One memory slot per signal
Every leaf node in the state tree corresponds to a register or memory slot so values can go as high as circom integers (2^253+), as opposed to conventional computers limited to 8-bit memory slots. It would be better to pack multiple smaller registers/slots into a single value to make the state tree more shallow. e.g., one instruction should correspond to one signal, not three.
Two many long Merkle proofs to validate
The circuit validates 6 long Merkle proofs (memory slot -> memory root): aAddr, bAddr, cIn, aIn, bIn, bOut. A better machine would have a load-store architecture where most of the operations happen between registers (which would be in a much smaller subtree) and at most one memory slot is read from or written to every step (other than the instruction).

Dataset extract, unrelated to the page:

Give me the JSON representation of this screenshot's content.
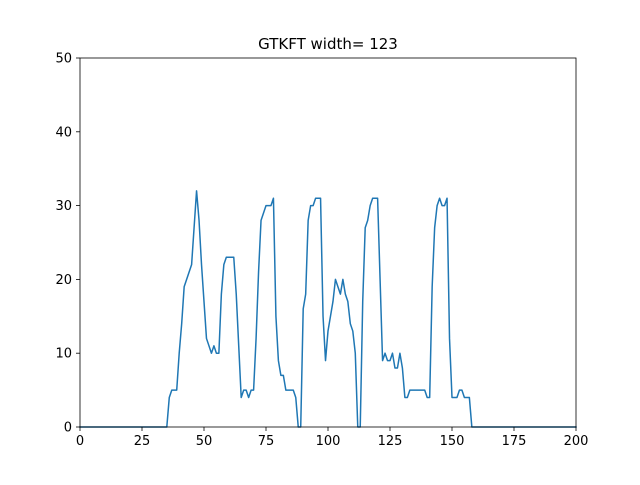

I'm making a VM implementing the improvements mentioned above based on a risc-v instruction set. I expect to be able to run transpiled real-world software for less than 75k constrains/step.
Update: I implemented a Risc-V CPU in circom. I can generate a somewhat efficient zk-Proof for a slice of execution of minimally transpiled rv32i binary.
Ping me on twitter if you want to learn more.
One can use more sophisticated zero-knowledge math to make a much more efficient (but complex) zkVM. Most of the efforts in this front are being made by teams working on EVM-compatible zero-knowledge rollups.